Five Malaysian police officers and two of their attackers were killed in an ambush on 2 March, said officials.

Noraziah Noor (seated L) and Nurunisa Abu Bakar (2nd R), the wives of the policemen killed
Noraziah Noor (seated L) and Nurunisa Abu Bakar (2nd R), the wives of the policemen killed

The Malaysian state news agency Bernama reported that villagers near the ambush had beaten to death a man suspected of being one of the attackers. This brings the death toll from fighting in the area to at least 21.

On Friday, 12 members of the Philippine religious group and two Malaysian commandos were killed during a failed attempt to capture the group that has been holding a small village on the eastern coast of Borneo island since 12 February.

A spokesman for the group, whose members claim to be heirs to the sultanate of Sulu, which ruled parts of northern Borneo for centuries, said its forces on Sabah had taken hostage a Malaysian police officer, two soldiers and a government official.

"We advised the people on the ground to take care of them, to feed them, so that in case there shall be international agencies to investigate the matter we can present those four captured government officials of Malaysia as witnesses to the atrocities committed by the government of Malaysia," said the group's spokesman, Abraham Idjirani.
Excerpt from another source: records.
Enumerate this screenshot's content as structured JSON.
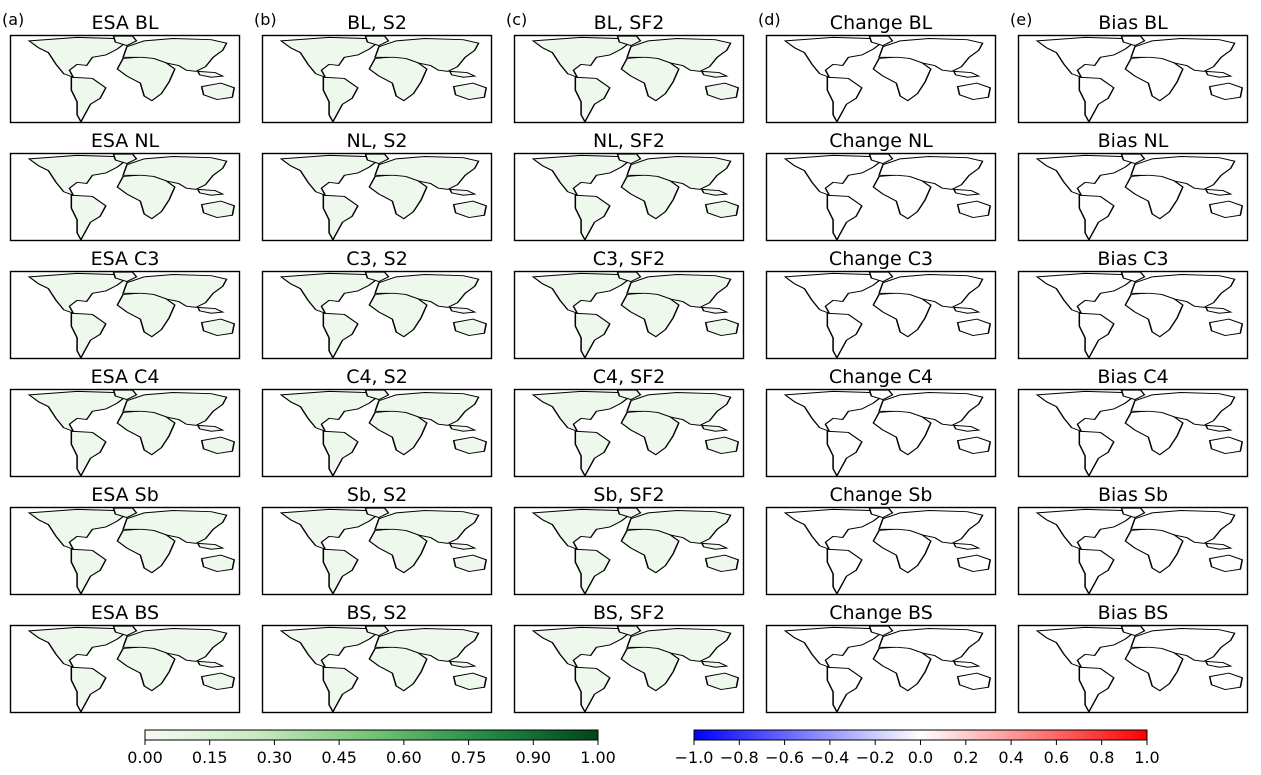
{
  "chart_data": {
    "type": "heatmap",
    "description_columns": [
      {
        "label": "(a)",
        "titles": [
          "ESA BL",
          "ESA NL",
          "ESA C3",
          "ESA C4",
          "ESA Sb",
          "ESA BS"
        ]
      },
      {
        "label": "(b)",
        "titles": [
          "BL, S2",
          "NL, S2",
          "C3, S2",
          "C4, S2",
          "Sb, S2",
          "BS, S2"
        ]
      },
      {
        "label": "(c)",
        "titles": [
          "BL, SF2",
          "NL, SF2",
          "C3, SF2",
          "C4, SF2",
          "Sb, SF2",
          "BS, SF2"
        ]
      },
      {
        "label": "(d)",
        "titles": [
          "Change BL",
          "Change NL",
          "Change C3",
          "Change C4",
          "Change Sb",
          "Change BS"
        ]
      },
      {
        "label": "(e)",
        "titles": [
          "Bias BL",
          "Bias NL",
          "Bias C3",
          "Bias C4",
          "Bias Sb",
          "Bias BS"
        ]
      }
    ],
    "colorbar_fraction": {
      "ticks": [
        "0.00",
        "0.15",
        "0.30",
        "0.45",
        "0.60",
        "0.75",
        "0.90",
        "1.00"
      ],
      "range": [
        0,
        1
      ],
      "colormap": [
        "#f7fcf5",
        "#c7e9c0",
        "#74c476",
        "#238b45",
        "#00441b"
      ]
    },
    "colorbar_difference": {
      "ticks": [
        "−1.0",
        "−0.8",
        "−0.6",
        "−0.4",
        "−0.2",
        "0.0",
        "0.2",
        "0.4",
        "0.6",
        "0.8",
        "1.0"
      ],
      "range": [
        -1,
        1
      ],
      "colormap": [
        "#0000ff",
        "#ffffff",
        "#ff0000"
      ]
    }
  },
  "colors": {
    "land": "#eef8ec",
    "diff_land": "#ffffff",
    "green_dark": "#1f7a37",
    "green_mid": "#5bb065",
    "blue": "#3b4bff",
    "red": "#ff3030"
  }
}
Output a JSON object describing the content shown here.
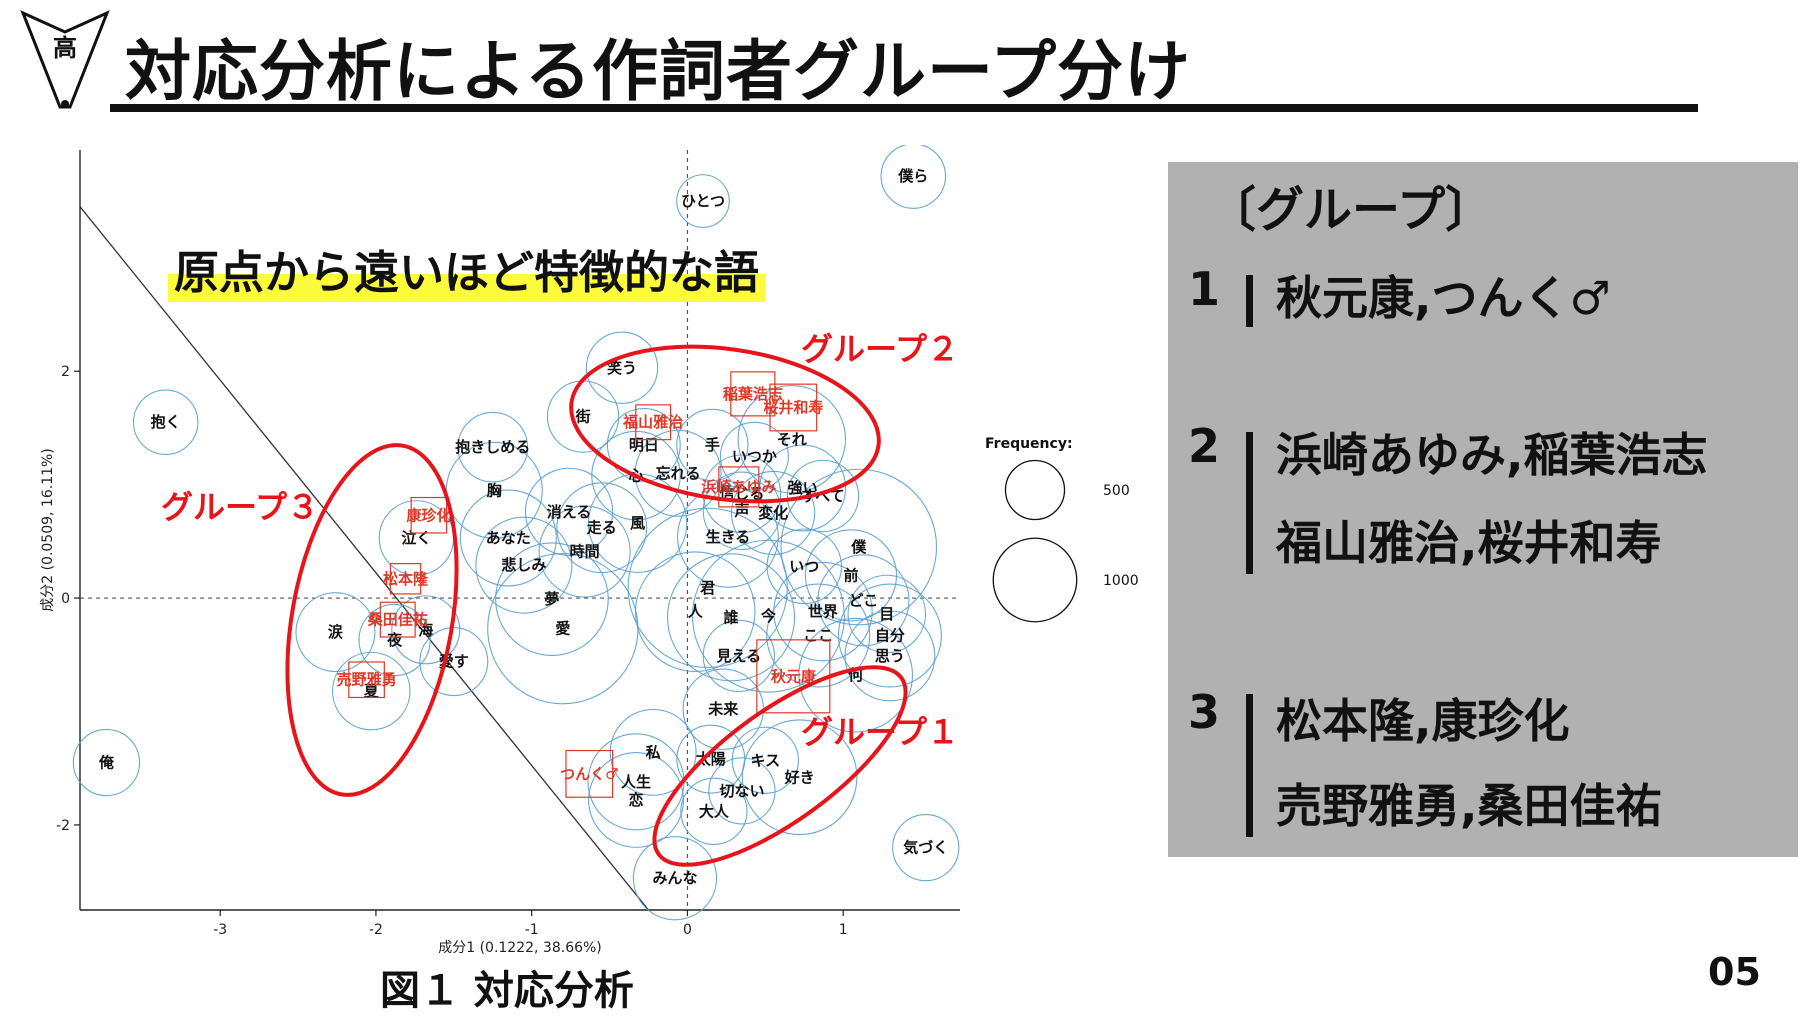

Malaysian officials urged Sabah residents to remain calm and said resorts and other tourist facilities in the area remained open.

"More fatalities may be expected, and as a nation we must come together to rally behind our forces," Liew Vui Keong, the deputy prime minister of Malaysia, told Bernama.

Jacel Kiram, the daughter of Jamalul Kiram, who claims to be the sultan of Sulu, told a TV station in Manila that the Malaysian authorities were rounding up Filipinos in the areas affected by the violence. Thousands of Filipinos live and work in Sabah.

"Yesterday, Malaysian police were indiscriminately capturing Filipinos," she said.